Os denunciantes deram uma visão interna da corrida armamentista do algoritmo que se seguiu ao crescimento explosivo do TikTok
Denunciantes afirmam que gigantes das mídias sociais tomaram decisões que permitiram conteúdo mais prejudicial nos feeds, após pesquisas internas mostrarem que a indignação aumentava o engajamento. Funcionários da Meta, dona do Facebook e Instagram, e do TikTok relataram que foram instruídos a permitir postagens limítrofes, como misóginas, racistas, sexualizadas ou conspiratórias, para competir com o TikTok e manter preços das ações.

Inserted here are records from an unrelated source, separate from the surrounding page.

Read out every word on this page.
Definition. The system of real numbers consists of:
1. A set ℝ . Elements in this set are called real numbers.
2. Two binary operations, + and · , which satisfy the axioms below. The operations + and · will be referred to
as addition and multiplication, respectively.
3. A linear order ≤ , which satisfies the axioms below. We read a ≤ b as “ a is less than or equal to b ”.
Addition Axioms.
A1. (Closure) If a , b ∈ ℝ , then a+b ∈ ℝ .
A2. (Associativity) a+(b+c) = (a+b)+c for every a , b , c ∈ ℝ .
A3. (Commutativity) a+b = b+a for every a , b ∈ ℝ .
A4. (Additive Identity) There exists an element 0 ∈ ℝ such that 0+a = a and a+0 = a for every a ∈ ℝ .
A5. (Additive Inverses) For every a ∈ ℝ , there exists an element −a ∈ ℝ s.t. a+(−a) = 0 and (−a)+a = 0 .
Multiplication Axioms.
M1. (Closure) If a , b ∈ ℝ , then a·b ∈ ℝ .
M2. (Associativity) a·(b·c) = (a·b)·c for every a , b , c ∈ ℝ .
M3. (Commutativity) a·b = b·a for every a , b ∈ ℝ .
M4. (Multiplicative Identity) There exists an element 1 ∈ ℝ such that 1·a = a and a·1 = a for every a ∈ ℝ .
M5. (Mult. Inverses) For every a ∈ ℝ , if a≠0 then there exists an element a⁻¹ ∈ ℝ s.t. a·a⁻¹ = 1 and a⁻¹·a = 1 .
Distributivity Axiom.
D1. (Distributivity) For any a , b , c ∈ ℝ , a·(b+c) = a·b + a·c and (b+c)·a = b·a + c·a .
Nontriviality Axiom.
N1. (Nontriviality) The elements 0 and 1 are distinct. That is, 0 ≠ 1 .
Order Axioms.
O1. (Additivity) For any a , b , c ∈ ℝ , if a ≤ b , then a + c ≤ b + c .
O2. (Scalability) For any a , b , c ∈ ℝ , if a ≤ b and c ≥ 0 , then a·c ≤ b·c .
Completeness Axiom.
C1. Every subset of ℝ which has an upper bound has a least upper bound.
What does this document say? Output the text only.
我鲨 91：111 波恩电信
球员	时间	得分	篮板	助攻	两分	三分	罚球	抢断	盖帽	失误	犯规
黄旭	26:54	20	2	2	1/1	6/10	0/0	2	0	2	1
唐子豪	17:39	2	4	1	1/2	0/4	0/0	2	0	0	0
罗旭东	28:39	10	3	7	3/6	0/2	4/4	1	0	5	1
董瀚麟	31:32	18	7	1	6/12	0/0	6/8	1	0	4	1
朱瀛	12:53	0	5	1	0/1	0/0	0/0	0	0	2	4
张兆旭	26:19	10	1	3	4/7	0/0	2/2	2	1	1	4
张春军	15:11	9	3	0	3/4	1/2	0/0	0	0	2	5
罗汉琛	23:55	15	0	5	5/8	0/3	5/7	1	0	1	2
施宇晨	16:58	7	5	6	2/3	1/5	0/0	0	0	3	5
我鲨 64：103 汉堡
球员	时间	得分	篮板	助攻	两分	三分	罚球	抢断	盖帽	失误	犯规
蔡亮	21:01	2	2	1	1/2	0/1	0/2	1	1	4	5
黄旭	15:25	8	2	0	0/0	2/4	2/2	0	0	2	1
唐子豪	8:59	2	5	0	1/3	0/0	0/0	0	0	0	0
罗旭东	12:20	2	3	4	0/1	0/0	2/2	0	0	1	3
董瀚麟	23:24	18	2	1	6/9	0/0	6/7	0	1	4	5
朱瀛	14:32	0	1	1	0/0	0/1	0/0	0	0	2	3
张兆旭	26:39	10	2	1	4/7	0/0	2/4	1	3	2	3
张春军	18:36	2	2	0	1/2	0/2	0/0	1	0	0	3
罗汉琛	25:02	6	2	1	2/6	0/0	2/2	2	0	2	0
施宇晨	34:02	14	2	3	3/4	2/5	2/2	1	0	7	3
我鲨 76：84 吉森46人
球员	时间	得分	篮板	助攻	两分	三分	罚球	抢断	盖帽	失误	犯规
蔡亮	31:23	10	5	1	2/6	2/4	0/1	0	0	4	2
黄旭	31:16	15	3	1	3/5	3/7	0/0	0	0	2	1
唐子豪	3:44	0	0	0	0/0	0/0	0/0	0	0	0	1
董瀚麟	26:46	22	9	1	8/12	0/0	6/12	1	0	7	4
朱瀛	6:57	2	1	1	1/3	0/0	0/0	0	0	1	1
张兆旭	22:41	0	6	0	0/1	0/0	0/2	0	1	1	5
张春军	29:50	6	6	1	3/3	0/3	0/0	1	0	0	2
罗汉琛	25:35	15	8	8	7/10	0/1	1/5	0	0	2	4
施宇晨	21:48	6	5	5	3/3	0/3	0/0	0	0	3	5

Engenheiros e pesquisadores internos alertaram que o algoritmo oferecia aos criadores um caminho que maximiza lucros à custa do bem-estar dos usuários. O Instagram Reels, lançado em 2020 para enfrentar o TikTok, teve comentários com 75% mais bullying e assédio, 19% mais discurso de ódio e 7% mais violência em relação ao feed principal do Instagram. Equipes de segurança tiveram dificuldade de lidar com o volume, enquanto recursos eram destinados à expansão dos produtos.
No TikTok, funcionários relataram que casos envolvendo políticos eram priorizados em relação a denúncias de cyberbullying, chantagem sexual e violência contra menores, enquanto o conteúdo sensível que gerava engajamento continuava a ser recomendado. Um adolescente disse ter sido radicalizado pelo algoritmo, que mostrava conteúdos que amplificavam raiva e preconceitos.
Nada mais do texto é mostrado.